In the eight years since it started surveying stars like the Sun using the radial velocity technique, HARPS has been used to discover more than 150 new planets.
About two thirds of all the known exoplanets with masses less than that of Neptune were discovered by HARPS. These results took several hundred nights of HARPS observations.
Scientists will be pushing HARPS to the next level of stability and sensitivity to search for rocky planets that could support life by upgrading both hardware and software systems. They say 10 nearby stars similar to the Sun were selected for a new survey. These stars had already been observed by HARPS and are known to be suitable for extremely precise radial velocity measurements.
After two years of work, the team of astronomers has discovered five new planets with masses less than five times that of Earth.
"These planets will be among the best targets for future space telescopes to look for signs of life in the planet's atmosphere by looking for chemical signatures such as evidence of oxygen," says Francesco Pepe of Geneva Observatory, Switzerland, in a statement.
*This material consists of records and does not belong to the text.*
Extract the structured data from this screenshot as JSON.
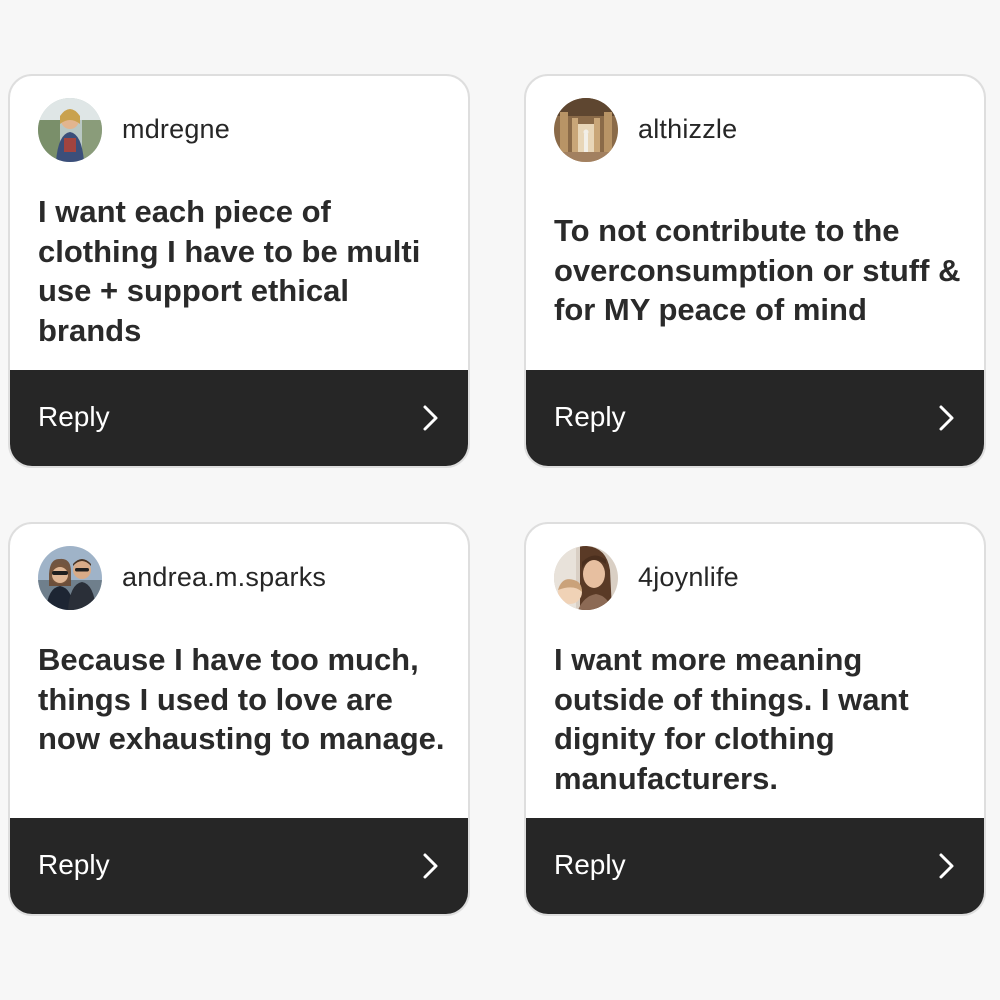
{
  "cards": [
    {
      "username": "mdregne",
      "avatar_icon": "user-avatar-photo",
      "text": "I want each piece of clothing I have to be multi use + support ethical brands",
      "reply_label": "Reply",
      "chevron_icon": "chevron-right-icon"
    },
    {
      "username": "althizzle",
      "avatar_icon": "user-avatar-photo",
      "text": "To not contribute to the overconsumption or stuff & for MY peace of mind",
      "reply_label": "Reply",
      "chevron_icon": "chevron-right-icon"
    },
    {
      "username": "andrea.m.sparks",
      "avatar_icon": "user-avatar-photo",
      "text": "Because I have too much, things I used to love are now exhausting to manage.",
      "reply_label": "Reply",
      "chevron_icon": "chevron-right-icon"
    },
    {
      "username": "4joynlife",
      "avatar_icon": "user-avatar-photo",
      "text": "I want more meaning outside of things. I want dignity for clothing manufacturers.",
      "reply_label": "Reply",
      "chevron_icon": "chevron-right-icon"
    }
  ],
  "colors": {
    "page_background": "#f7f7f7",
    "card_background": "#ffffff",
    "card_border": "#dedede",
    "reply_bar": "#262626",
    "reply_text": "#ffffff",
    "body_text": "#2a2a2a"
  }
}
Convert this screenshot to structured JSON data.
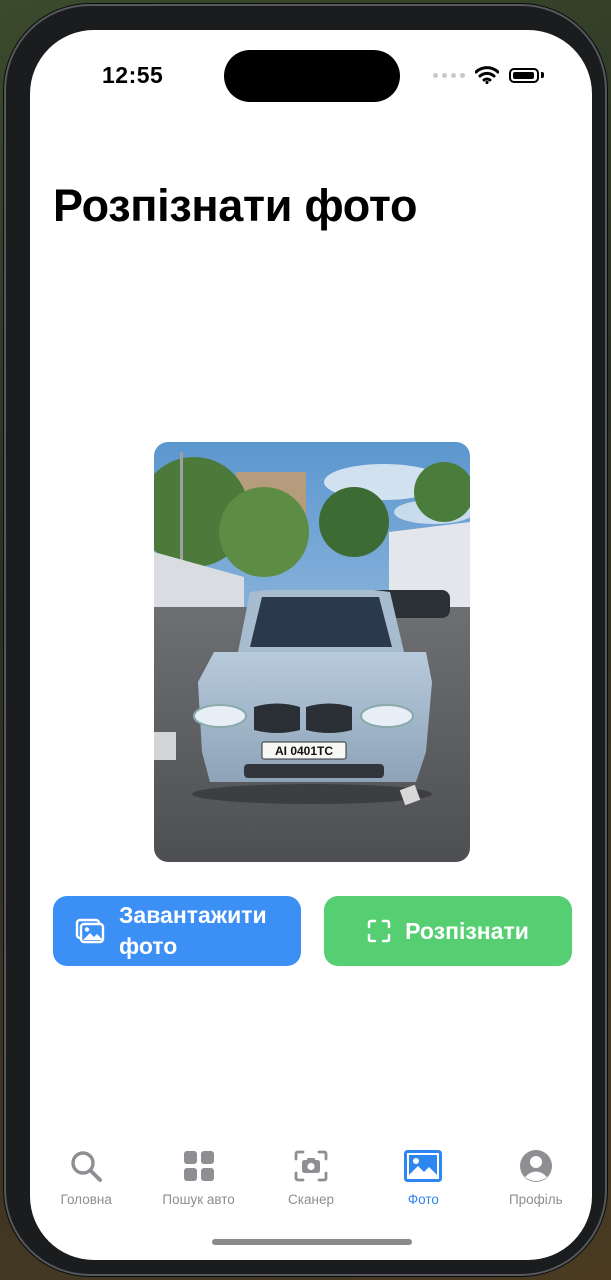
{
  "status": {
    "time": "12:55"
  },
  "page": {
    "title": "Розпізнати фото"
  },
  "photo": {
    "plate_text": "AI 0401TC"
  },
  "actions": {
    "upload_label": "Завантажити фото",
    "recognize_label": "Розпізнати"
  },
  "tabs": [
    {
      "label": "Головна",
      "icon": "search-icon",
      "active": false
    },
    {
      "label": "Пошук авто",
      "icon": "grid-icon",
      "active": false
    },
    {
      "label": "Сканер",
      "icon": "camera-scan-icon",
      "active": false
    },
    {
      "label": "Фото",
      "icon": "photo-icon",
      "active": true
    },
    {
      "label": "Профіль",
      "icon": "profile-icon",
      "active": false
    }
  ],
  "colors": {
    "upload_button": "#3b8ff5",
    "recognize_button": "#55cf72",
    "active_tab": "#2e86f0",
    "inactive_tab": "#8e8e93"
  }
}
He is the lead author of one of the recent papers on the discovery.
One of the newly discovered planets is HD 85512 b.
It is estimated to be only 3.6 times the mass of the Earth and is located at the edge of the habitable zone. This is a narrow zone around a star in which water may be present in liquid form if conditions are right.
"This is the lowest-mass confirmed planet discovered by the radial velocity method that potentially lies in the habitable zone of its star, and the second low-mass planet discovered by HARPS inside the habitable zone," says Lisa Kaltenegger of Max Planck Institute for Astronomy in Heidelberg, Germany, and Harvard Smithsonian Center for Astrophysics in Boston, Mass. She is an expert on the habitability of exoplanets.
Mayor says the detection of HD 85512 b is far from the limit of HARPS and "demonstrates the possibility of discovering other super-Earths in the habitable zones around stars similar to the Sun."